Но Овчарова пугала не тюрьма. Держать ответ за утерянный общак перед братвой ему рано или поздно придется. Этот момент истины оттягивали лишь очень важные события, произошедшие за последние дни.
Смерть алтайских авторитетов сильно покачнула воровскую общину, правящую городом Смоленском. Этим деятелям сейчас было не до разборок насчет восьмисот тысяч долларов. Бабки – плюнуть и растереть! Ушли из жизни уважаемые люди. Это уже не шутка. Кровь смоется только кровью. Об этом знали все, поэтому до выяснения обстоятельств гибели Горца и Салеха Пастора никто не беспокоил. Нужно будет – он за все заплатит. Если оправдается, то все равно кто-то должен будет ответить.
Но тут вам не ментовка. В этом мире глухари душу не тяготят. Два месяца, выделяемые следователю для доказательства вины подозреваемого, – слишком большой срок. Убийства в блатном мире расследуются очень быстро. Еще не было случая, чтобы воры казнили невинного.
– Ну-ка, разверни ленты на венках, – попросил Пастор.
«От коллектива суда Центрального района», «От сотрудников прокуратуры», «От друзей».
– Скромненько, но со вкусом, – заметил Пастор. – «От родных и близких». Ты знаешь родных и близких Костина, Соха?
– У него же не было родных… – Соха, скосив взгляд, посмотрел на вора. Он забыл, что ли? Но вместо прежнего спокойного выражения Соха увидел на лице Пастора блуждающую улыбку.
– Приведи сюда смотрящего за этим погостом.
Повторять дважды Сохе не было необходимости. Момент расслабления после зоны прошел сразу же, как его водворили в ИВС. Сейчас это был все тот же Витя Сохин. Домик руководства он не искал, знал наверняка, где тот находится.
Если ты решил приобщиться к бурной жизненной деятельности, полной опасностей, то первое, что нужно сделать, это застолбить себе участок на кладбище. Для Пастора, Сохи и всего блатного мира Смоленска кладбище было местом постоянных собраний. То одного братка развели за жизнь, то другого. Так, между делами и погостом, и проходит вся жизнь.
Смотрящий за кладбищем хорошо знал гостей, поэтому моментально вытащил свой огромный живот из-за стола и, колыхая им как арбузом непомерной тяжести, поспешил за Сохой. За способность мигать сто раз в минуту братва прозвала его Мигой. Он сопел, вытирал лоб платком, но старался не отставать.
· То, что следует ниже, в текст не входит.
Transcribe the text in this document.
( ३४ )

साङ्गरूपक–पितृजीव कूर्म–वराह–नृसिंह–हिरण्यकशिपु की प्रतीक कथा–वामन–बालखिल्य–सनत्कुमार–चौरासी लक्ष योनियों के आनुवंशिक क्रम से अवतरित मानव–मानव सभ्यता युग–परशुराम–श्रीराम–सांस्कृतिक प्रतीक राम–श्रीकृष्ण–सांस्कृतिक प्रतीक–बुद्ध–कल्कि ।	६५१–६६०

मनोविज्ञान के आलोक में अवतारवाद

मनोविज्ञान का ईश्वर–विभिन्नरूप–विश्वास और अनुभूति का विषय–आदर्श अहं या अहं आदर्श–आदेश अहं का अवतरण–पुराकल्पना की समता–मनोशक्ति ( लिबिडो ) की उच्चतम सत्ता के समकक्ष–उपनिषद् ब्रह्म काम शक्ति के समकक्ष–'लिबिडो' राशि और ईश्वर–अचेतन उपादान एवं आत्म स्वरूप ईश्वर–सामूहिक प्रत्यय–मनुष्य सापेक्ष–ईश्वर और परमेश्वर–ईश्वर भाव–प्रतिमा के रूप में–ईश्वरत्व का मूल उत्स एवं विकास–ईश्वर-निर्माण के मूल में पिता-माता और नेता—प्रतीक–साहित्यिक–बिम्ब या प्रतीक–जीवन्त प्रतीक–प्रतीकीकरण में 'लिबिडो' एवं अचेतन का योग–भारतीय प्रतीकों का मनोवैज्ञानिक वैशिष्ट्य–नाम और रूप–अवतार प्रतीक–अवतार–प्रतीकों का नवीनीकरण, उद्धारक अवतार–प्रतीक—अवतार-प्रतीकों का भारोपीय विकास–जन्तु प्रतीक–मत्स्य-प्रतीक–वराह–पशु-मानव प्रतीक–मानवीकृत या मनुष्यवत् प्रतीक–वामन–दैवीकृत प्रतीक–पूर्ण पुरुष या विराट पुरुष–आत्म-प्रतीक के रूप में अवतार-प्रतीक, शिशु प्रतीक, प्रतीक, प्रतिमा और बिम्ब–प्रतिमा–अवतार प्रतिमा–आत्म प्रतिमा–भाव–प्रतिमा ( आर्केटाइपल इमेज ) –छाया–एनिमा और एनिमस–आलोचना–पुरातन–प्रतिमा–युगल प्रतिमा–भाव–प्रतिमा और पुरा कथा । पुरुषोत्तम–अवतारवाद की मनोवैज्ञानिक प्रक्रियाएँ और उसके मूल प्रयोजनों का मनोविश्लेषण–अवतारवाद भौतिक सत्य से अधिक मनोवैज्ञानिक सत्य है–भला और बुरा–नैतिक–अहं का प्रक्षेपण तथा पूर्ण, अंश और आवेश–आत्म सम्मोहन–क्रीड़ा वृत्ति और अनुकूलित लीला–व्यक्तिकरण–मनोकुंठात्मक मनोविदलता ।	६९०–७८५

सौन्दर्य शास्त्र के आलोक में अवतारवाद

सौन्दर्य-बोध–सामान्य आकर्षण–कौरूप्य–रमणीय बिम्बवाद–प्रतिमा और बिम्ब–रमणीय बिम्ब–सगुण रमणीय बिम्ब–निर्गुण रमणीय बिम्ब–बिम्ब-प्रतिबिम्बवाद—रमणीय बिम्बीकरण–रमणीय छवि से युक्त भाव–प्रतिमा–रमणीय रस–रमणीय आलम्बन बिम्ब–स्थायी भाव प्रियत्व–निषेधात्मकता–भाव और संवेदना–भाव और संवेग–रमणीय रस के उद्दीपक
Не ровен час, Пастор еще подумает, что тот не торопится.
Коротко поздоровавшись, Овчаров спросил:
– Мига, ты помнишь день, когда этого парня хоронили?
– Конечно. – Смотрящий даже не использовал секунду, отведенную для раздумий. – Это судила. С Центрального района.
– Пламенные речи? Слова о том, какую утрату понесло общество в связи с трагической смертью этого человека?
– Да не было ничего! Похоронили по-человечьи да разошлись. В тот день народу было очень мало, но вот сейчас приходят, то поодиночке, то группами.
– А где такие памятники долбят? – Пастор кивнул на могильный камень.
– У нас их делают. Есть такой Михей Дятел. Полгода назад взяли, нормальный парень. Не пьет, с заказами проколов не бывает. Он раньше на зоне где-то под Красноярском чалился. Там и научился.
– На зоне? – оживился Овчаров. – Ну-ка, кликни его.
Ждать долго опять не пришлось. Мига проявил чудеса спринтерского искусства. Он исчез в тени надмогильных березок и через пять минут уже бежал обратно. За ним вразвалку следовал мужчина лет сорока в пестрой бандане. Он вытирал руки, по локоть украшенные татуировками, о короткий брезентовый фартук и равнодушно разглядывал гостей.
Когда он приблизился, Пастор всмотрелся в его руки и наметанным глазом за мгновение прочитал всю биографию мастера.
– Что-то ты не больно торопишься, мужик.
– А здесь спешить некуда, – резонно заметил тот, но так же моментально почувствовал авторитет незнакомца.
– Правильно. Но это когда тебя не зовут. Ты плиту делал?
– Моя работа.
– Кто заказывал?
– Уточнить надо. – Мужик стоял и смотрел на Пастора немигающим взглядом.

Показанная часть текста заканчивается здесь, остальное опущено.